Долго никто не прерывал молчания. Откуда-то из-за стены доносилась музыка, слышался гомон.
– Я рад видеть и приветствовать вас обоих, господа, – отозвался наконец Пираль Пратт. В его голосе явственно звучала давняя, нержавеющая любовь к дешевому, плохо дистиллированному алкоголю.
– Особенно я рад видеть тебя, певец, – преподобный улыбнулся Лютику. – Мы не встречались со свадьбы моей внучки, каковую ты украсил своим выступлением. И я недавно вспоминал о тебе, поскольку еще одной моей внучке что-то слишком чешется замуж. Полагаю, по старой дружбе ты не откажешь и на сей раз. Что? Споешь на свадебке? Не заставишь себя упрашивать как тогда? Не придется мне тебя… переубеждать?
– Спою, спою, – поспешил с уверениями Лютик, слегка побледнев.
– А нынче, – продолжал Пратт, – ты приволокся, полагаю, расспросить о моем здоровье? Так оно в полной заднице, это мое здоровье.
Лютик и Геральт не спешил с комментариями. Огрокраснолюд смердел мускусом. Пираль Пратт тяжело вздохнул.
– У меня, – сообщил, – открылась язва желудка и пищевода, а потому прелести стола мне, увы, не доступны. Диагностировали у меня больную печень и запретили пить. Добавьте сюда дископатию – позвонков как отдела шейного, так и поясничного, что вычеркнуло из моих развлечений охоту и прочие виды экстремального спорта. Лекарства и лечение жрут уйму денег, которые прежде я привык тратить на азартные игры. Копьецо мое еще, скажем так, поднимается, но сколько же надобно труда, чтобы оно восстало! Скорее умаешься, чем утешишься… И что ж мне остается? А?
– Политика?
Пираль Пратт засмеялся так, что затряслась даже кисточка на феске.
– Браво, Лютик. Как всегда, в цель. Политика, о, да, это нынче аккурат по мне. Сперва я не был настроен благосклонно к подобным делам. Подумывал взяться как следует за разврат и инвестировать в публичные дома. Но покрутился меж политиков и многих узнал. И убедился, что лучше иметь дело со шлюхами, потому как у шлюх – хоть какая-то честь и какие-никакие правила. Однако ж из борделя не сумеешь править так же хорошо, как из ратуши. А править хотелось – если, как говорится, не светом, так поветом. Как гласит старая пословица, коль не можешь их победить – присоединись к ним…

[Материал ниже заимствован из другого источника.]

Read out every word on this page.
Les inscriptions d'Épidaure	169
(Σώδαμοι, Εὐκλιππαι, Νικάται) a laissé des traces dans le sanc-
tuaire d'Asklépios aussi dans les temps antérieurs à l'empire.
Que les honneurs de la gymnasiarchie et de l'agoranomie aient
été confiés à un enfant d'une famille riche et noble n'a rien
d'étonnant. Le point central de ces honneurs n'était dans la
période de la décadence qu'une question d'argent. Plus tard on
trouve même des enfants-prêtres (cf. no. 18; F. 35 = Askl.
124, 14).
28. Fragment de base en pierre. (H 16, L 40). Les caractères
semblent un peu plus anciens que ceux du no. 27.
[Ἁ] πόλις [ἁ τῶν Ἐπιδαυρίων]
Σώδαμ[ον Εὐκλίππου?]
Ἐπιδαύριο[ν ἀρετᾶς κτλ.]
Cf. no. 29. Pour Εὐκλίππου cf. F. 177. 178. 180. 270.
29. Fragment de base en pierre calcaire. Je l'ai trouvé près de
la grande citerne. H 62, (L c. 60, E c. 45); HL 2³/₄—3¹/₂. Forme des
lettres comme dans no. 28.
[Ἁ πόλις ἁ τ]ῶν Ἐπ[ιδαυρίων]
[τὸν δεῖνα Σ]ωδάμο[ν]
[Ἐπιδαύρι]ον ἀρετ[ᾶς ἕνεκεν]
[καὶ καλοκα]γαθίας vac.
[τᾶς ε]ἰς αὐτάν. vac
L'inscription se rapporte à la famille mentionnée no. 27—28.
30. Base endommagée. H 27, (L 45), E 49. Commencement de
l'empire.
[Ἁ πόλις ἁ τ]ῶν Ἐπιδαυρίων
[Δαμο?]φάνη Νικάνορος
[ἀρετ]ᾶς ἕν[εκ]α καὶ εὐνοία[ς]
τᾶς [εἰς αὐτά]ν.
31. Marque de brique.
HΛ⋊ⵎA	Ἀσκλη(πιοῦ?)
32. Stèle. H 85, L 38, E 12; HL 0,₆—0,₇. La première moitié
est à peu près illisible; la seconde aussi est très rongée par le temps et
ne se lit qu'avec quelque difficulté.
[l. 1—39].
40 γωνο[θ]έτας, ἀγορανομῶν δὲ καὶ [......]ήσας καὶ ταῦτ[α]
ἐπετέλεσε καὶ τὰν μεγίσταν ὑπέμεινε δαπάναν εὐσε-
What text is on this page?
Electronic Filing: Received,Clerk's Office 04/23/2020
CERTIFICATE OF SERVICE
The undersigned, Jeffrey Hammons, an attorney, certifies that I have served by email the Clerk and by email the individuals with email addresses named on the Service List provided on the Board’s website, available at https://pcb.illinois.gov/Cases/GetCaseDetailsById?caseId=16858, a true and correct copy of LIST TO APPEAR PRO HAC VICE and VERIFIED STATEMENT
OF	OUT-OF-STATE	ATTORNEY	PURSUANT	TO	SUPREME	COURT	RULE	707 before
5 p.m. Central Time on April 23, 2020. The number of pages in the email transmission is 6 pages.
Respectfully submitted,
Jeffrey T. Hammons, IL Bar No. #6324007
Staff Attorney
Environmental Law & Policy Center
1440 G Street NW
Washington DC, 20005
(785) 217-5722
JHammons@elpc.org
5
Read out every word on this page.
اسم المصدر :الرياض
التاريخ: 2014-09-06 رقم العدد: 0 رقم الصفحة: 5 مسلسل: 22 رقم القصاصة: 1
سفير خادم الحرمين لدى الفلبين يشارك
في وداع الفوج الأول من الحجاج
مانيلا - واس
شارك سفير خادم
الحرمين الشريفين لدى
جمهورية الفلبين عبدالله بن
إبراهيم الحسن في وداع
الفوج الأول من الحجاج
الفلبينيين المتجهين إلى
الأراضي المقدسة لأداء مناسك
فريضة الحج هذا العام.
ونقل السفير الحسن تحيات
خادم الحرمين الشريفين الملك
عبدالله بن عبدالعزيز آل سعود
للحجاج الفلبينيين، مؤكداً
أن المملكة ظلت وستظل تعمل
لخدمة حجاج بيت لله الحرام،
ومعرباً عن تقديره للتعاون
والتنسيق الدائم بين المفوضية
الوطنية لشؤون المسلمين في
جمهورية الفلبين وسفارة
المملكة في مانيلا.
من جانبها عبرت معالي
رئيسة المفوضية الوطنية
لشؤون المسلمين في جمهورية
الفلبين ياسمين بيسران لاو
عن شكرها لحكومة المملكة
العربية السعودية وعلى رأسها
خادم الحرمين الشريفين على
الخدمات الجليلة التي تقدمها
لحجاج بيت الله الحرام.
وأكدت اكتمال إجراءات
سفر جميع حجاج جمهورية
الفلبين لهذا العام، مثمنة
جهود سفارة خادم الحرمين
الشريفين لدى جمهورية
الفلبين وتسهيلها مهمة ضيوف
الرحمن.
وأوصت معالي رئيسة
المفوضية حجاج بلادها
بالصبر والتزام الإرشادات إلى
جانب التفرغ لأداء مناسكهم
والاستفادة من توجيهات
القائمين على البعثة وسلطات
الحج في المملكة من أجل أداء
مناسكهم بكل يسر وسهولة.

Он прервался, оглянулся, вытягивая шею, на шезлонг.
– Не филонить, девушки! – крикнул. – Не притворяться! Больше, больше огня! Хм-м… На чем я остановился?
– На политике.
– Ах, да. Но политика политикой, а у тебя, ведьмак, украли твои прославленные мечи. Разве не из-за этого дела я имею честь тебя привечать?
– В самую точку: именно из-за этого.
– Кража мечей, – покивал Пратт. – Болезненная утрата, полагаю? Наверняка болезненная. И невосполнимая. Ха, я всегда говорил, что в Кераке – вор на воре. Люди тамошние, дай лишь слабину, украдут – известное же дело – все, что не прибито накрепко гвоздями. А на случай вещей прибитых накрепко носят они с собою фомку.